Il libro Contro i papà di Antonio Polito, uscito qualche anno fa, descrive in maniera attenta e godibile questo fenomeno. Lo connette a filoni dominanti del pensiero del ‘900, sino al ’68 quando “siamo stati la prima generazione che ha disobbedito ai padri e obbedito ai figli”. Con le rivoluzioni del ’68 e del ’77, argomenta dal canto suo lo psicanalista Massimo Recalcati, è finito Edipo: doveva uccidere il padre e l’ha fatto. I figli si sono ribellati al padre. Ora è l’epoca di Narciso, figlio del comfort e uomo dello specchio: non c’è più differenza tra genitori e figli.

I ragazzini di oggi, non sono però direttamente figli del ’68 & dintorni, ma nipotini: sono i figli della generazione Cernobyl, per richiamare un’acuta lettura che ne fece nel 1987 mons. Luigi Giussani, intendendo indicare con quella metafora derivata dall’incidente nucleare un influsso devastante del potere, un “plagio fisiologico operato dalla mentalità dominante… che rende astratti nel rapporto con se stessi, affettivamente scarichi” fino a cercare rifugio e protezione nel gruppo. Per Giussani il tema è la nascita o la rinascita dell’io. Egli indica il fattore decisivo in un “incontro vivo”, perciò autorevole, che fa accorgere delle proprie esigenze profonde e della positività ultima della realtà, e che mette in moto adeguatamente ragione e affettività, capacità di giudizio e senso di responsabilità (si veda il volume intitolato appunto L’io rinasce in un incontro, Rizzoli 2010).
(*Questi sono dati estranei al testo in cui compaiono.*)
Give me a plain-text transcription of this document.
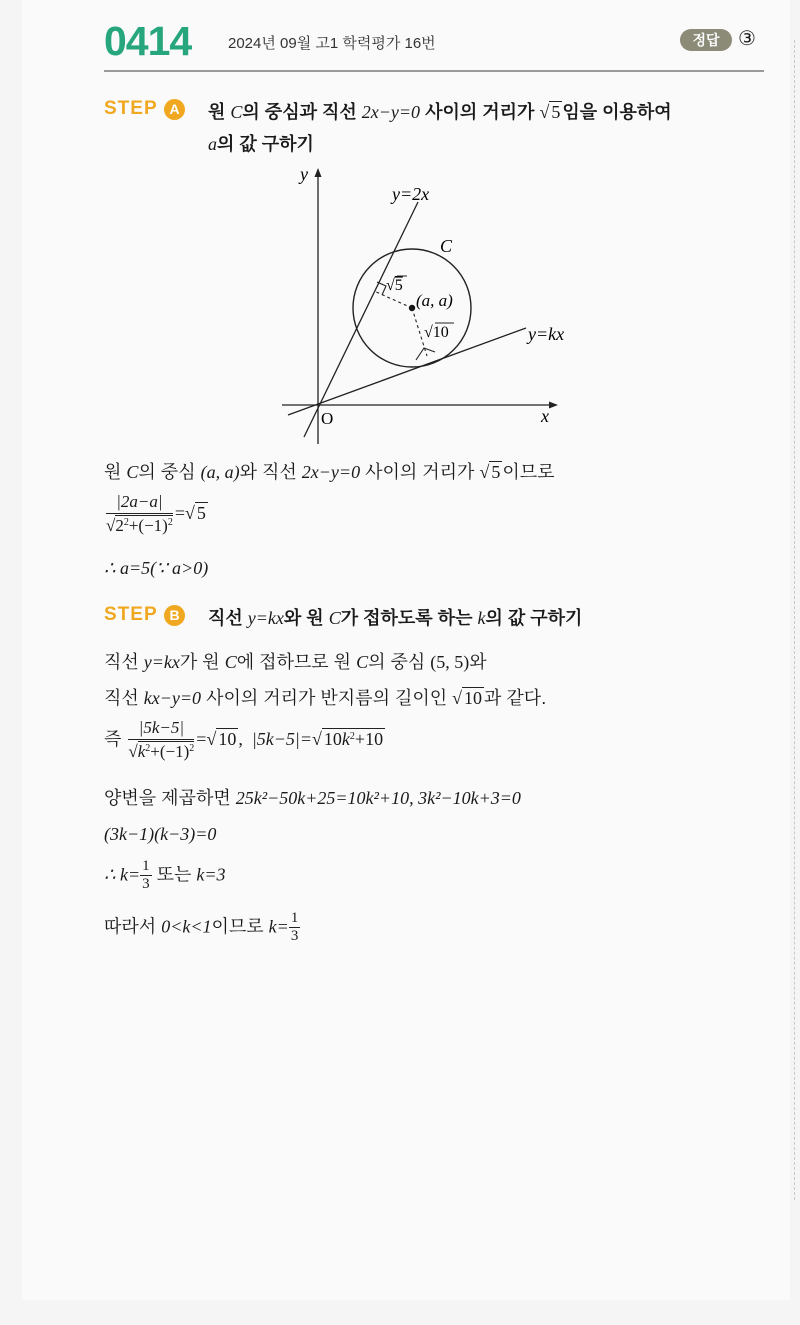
0414 2024년 09월 고1 학력평가 16번	정답 ③
STEP A	원 C의 중심과 직선 2x−y=0 사이의 거리가 √ 5 임을 이용하여
a의 값 구하기
y
x
O
y=2x
y=kx
C
(a, a)
√5
√10
원 C의 중심 (a, a)와 직선 2x−y=0 사이의 거리가 √ 5 이므로
$\frac{|2a-a|}{√2^2+(-1)^2}$ =√ 5
∴ a=5(∵ a>0)
STEP B	직선 y=kx와 원 C가 접하도록 하는 k의 값 구하기
직선 y=kx가 원 C에 접하므로 원 C의 중심 (5, 5)와
직선 kx−y=0 사이의 거리가 반지름의 길이인 √ 10 과 같다.
즉 $\frac{|5k-5|}{√k^2+(-1)^2}$ =√ 10 ,  |5k−5|=√ $10k^2+10$
양변을 제곱하면 25k²−50k+25=10k²+10, 3k²−10k+3=0
(3k−1)(k−3)=0
∴ $k= \frac{1}{3}$ 또는 k=3
따라서 0<k<1이므로 $k= \frac{1}{3}$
Sempre Recalcati propone una terza figura emblematica: quella di Telemaco, figlio di Ulisse che non ha mai conosciuto il padre ma che lo attende sentendolo non come un ostacolo a sé da uccidere, ma come un bene per la verità e la giustizia propria, della propria casa e della propria terra. Telemaco dunque scruta vigile il mare sino a tutto il giro dell’orizzonte. Attendendo l’incontro decisivo. Ecco, credo si debba combattere Narciso e tifare Telemaco.